Hydrocodone: Synthesising hydrocodone with either a coated or non-coated polistirex resinate successfully masked the taste of hydrocodone (Figure 3). Notably, less API was released in both formulations when exposed to simulated saliva than the control.
The results revealed that polistirex resinate alone achieved 91.7% taste masking. The coated formulation gave additional protection, releasing the least amount of API with a taste masking efficiency of 94.3%.
Ibuprofen: The taste masking efficacy of one of the IERs (Duolite) was evaluated using 25% and 50% loaded ibuprofen resinate and one screened to a particle size >53 um. The experiment results show that all three resinates were effective at taste masking, achieving almost identical efficacy values of 97.4% and 97.3% (Figure 4).

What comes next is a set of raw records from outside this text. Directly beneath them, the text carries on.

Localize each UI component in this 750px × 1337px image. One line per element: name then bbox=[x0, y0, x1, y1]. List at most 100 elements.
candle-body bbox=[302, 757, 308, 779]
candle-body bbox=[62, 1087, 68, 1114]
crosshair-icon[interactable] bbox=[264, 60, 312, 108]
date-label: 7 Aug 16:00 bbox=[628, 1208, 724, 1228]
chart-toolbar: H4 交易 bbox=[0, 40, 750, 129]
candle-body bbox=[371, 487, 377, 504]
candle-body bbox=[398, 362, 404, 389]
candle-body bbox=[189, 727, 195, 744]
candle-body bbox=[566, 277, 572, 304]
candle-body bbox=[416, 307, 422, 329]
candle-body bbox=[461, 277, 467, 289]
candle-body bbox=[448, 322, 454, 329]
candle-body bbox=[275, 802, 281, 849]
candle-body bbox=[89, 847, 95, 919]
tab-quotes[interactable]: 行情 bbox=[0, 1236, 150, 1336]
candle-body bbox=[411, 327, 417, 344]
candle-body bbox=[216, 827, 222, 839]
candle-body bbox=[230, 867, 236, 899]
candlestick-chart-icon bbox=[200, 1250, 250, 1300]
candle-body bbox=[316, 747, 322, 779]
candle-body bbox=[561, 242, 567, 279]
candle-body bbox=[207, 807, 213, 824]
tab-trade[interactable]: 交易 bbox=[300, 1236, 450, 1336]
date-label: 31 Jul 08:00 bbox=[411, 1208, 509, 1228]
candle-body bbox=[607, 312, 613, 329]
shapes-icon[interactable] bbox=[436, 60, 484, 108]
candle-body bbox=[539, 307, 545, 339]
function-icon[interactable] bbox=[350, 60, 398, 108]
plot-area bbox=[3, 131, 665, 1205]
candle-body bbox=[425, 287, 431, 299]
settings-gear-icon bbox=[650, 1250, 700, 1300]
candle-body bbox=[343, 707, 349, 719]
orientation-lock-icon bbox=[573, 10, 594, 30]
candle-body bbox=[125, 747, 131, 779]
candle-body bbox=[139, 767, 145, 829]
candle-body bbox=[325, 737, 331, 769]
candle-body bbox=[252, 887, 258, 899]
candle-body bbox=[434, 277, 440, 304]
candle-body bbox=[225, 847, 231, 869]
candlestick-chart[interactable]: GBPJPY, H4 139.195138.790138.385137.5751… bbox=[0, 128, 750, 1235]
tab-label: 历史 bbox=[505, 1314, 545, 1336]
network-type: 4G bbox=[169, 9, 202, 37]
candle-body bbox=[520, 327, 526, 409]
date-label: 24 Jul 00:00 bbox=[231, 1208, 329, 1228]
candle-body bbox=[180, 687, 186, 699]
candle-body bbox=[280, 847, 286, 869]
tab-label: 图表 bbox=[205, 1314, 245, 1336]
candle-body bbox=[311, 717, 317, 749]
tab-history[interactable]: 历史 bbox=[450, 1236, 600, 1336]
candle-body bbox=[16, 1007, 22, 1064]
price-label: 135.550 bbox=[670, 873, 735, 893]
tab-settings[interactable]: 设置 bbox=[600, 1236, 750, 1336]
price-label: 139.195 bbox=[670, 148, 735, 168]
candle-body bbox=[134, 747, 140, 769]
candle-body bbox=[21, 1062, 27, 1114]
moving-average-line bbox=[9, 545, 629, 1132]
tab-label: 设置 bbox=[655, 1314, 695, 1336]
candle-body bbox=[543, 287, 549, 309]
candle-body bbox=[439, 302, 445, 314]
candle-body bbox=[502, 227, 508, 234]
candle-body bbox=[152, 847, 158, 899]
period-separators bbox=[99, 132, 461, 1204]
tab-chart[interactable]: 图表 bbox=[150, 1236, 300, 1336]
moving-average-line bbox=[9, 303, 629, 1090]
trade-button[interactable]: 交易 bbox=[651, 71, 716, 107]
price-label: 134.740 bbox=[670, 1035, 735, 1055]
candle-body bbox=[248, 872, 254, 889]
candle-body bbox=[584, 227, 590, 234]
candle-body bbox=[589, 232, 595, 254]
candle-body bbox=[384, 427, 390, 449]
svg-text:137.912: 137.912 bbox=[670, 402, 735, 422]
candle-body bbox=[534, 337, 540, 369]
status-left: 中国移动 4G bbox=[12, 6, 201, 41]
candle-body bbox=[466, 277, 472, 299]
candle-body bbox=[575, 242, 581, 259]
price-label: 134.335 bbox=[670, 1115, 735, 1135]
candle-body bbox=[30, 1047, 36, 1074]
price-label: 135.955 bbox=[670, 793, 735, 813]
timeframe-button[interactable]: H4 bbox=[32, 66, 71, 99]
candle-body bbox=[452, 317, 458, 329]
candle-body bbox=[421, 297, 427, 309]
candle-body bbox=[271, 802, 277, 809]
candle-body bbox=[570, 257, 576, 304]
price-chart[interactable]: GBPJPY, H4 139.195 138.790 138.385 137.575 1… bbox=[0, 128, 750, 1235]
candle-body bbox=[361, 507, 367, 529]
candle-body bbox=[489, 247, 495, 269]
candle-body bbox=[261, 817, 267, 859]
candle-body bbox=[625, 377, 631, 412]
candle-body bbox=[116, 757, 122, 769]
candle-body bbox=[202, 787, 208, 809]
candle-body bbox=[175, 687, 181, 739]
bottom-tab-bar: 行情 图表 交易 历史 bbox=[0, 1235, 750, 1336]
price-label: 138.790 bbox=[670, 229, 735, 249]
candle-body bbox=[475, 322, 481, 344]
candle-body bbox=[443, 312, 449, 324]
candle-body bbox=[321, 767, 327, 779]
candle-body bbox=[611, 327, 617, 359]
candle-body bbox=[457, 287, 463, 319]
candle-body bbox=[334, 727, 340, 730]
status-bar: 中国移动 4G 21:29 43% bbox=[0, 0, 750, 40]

Nutraceuticals: In this experiment, one resin (AmberLite) was used to successfully mask the taste of thiamine (vitamin B1) with an efficacy of 93.7% (Figure 5). In comparison, the same IER was loaded with pyridoxine (vitamin B6), resulting in a lower efficacy rate.

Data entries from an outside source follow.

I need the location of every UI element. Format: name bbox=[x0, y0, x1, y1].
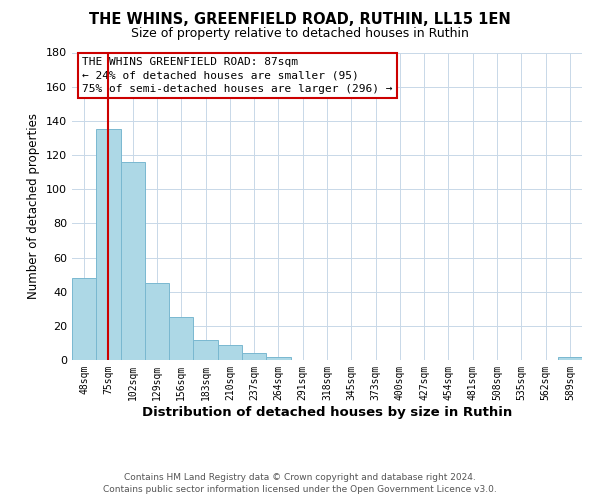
Bar bbox=[558, 356, 582, 360]
Bar bbox=[169, 318, 193, 360]
Text: THE WHINS, GREENFIELD ROAD, RUTHIN, LL15 1EN: THE WHINS, GREENFIELD ROAD, RUTHIN, LL15… bbox=[89, 12, 511, 28]
Bar bbox=[96, 130, 121, 360]
Bar bbox=[145, 283, 169, 360]
Text: Size of property relative to detached houses in Ruthin: Size of property relative to detached ho… bbox=[131, 28, 469, 40]
Y-axis label: Number of detached properties: Number of detached properties bbox=[28, 114, 40, 299]
X-axis label: Distribution of detached houses by size in Ruthin: Distribution of detached houses by size … bbox=[142, 406, 512, 418]
Text: THE WHINS GREENFIELD ROAD: 87sqm
← 24% of detached houses are smaller (95)
75% o: THE WHINS GREENFIELD ROAD: 87sqm ← 24% o… bbox=[82, 57, 392, 94]
Bar bbox=[193, 340, 218, 360]
Bar bbox=[121, 162, 145, 360]
Bar bbox=[72, 278, 96, 360]
Bar bbox=[242, 353, 266, 360]
Bar bbox=[218, 344, 242, 360]
Text: Contains HM Land Registry data © Crown copyright and database right 2024.
Contai: Contains HM Land Registry data © Crown c… bbox=[103, 472, 497, 494]
Bar bbox=[266, 356, 290, 360]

To improve this result, IRP64 was switched to IRP88, with the latter achieving an efficacy of 93.6% (Figure 6). The improvement in taste masking was achieved because IRP88 and the drug were both ionised, whereas IRP64 was in the free acid form.
Sildenafil citrate: Both polistirex and polacrilex successfully masked the taste of sildenafil citrate, with efficacy scores of 96.3% and 92.3%, respectively (Figure 7). The differences in the results indicate the greater efficacy of stronger acidic IERs.
IERs are effective
These experiments reveal that IERs effectively control bitterness in a range of APIs and nutraceutical ingredients. Once loaded on the IERs, the API remained in place on exposure to simulated saliva, successfully preventing patients from registering a bitter taste.
Therefore, IERs can be used to design drug delivery systems that better meet the needs of paediatric and geriatric patients or renew demand for existing formulations in more palatable oral dosage forms. IER technology is a relatively simple procedure that is demonstrably effective at masking the bitter taste of many pharmaceuticals and, therefore, will positively impact patient compliance and outcomes.
- M.S. Alqahtani, et al., “Advances in Oral Drug Delivery,” Frontiers in Pharmacology (2021): doi: 10.3389/fphar.2021.618411.
- V. Sharma, “Ion Exchange Resins and Their Applications,” Journal of Drug Delivery and Therapeutics 4(4):https://doi.org/10.22270/jddt.v4i4.925 (2014).
- I. Strachan and M. Greener, “Medication-Related Swallowing Difficulties May be More Common Than We Realise,” Pharmacy in Practice 15(10), 411–415 (2005).
- C. Milne and J. Bruss, “The Economics of Pediatric Formulation Development for Off-Patent Drugs,” Clinical Therapeutics 30(11), 2133–2145 (2008).
- M. Brown and J. Bussell, “Medication Adherence: WHO Cares?” Mayo Clinic Proceedings 86(4), 304–314 (2011).
- S. Ghanchi and S. Dhawale, “Taste Masking Technologies of Pharmaceuticals,” Research J. Pharm. and Tech. 4(10), 1513–1518 (2011).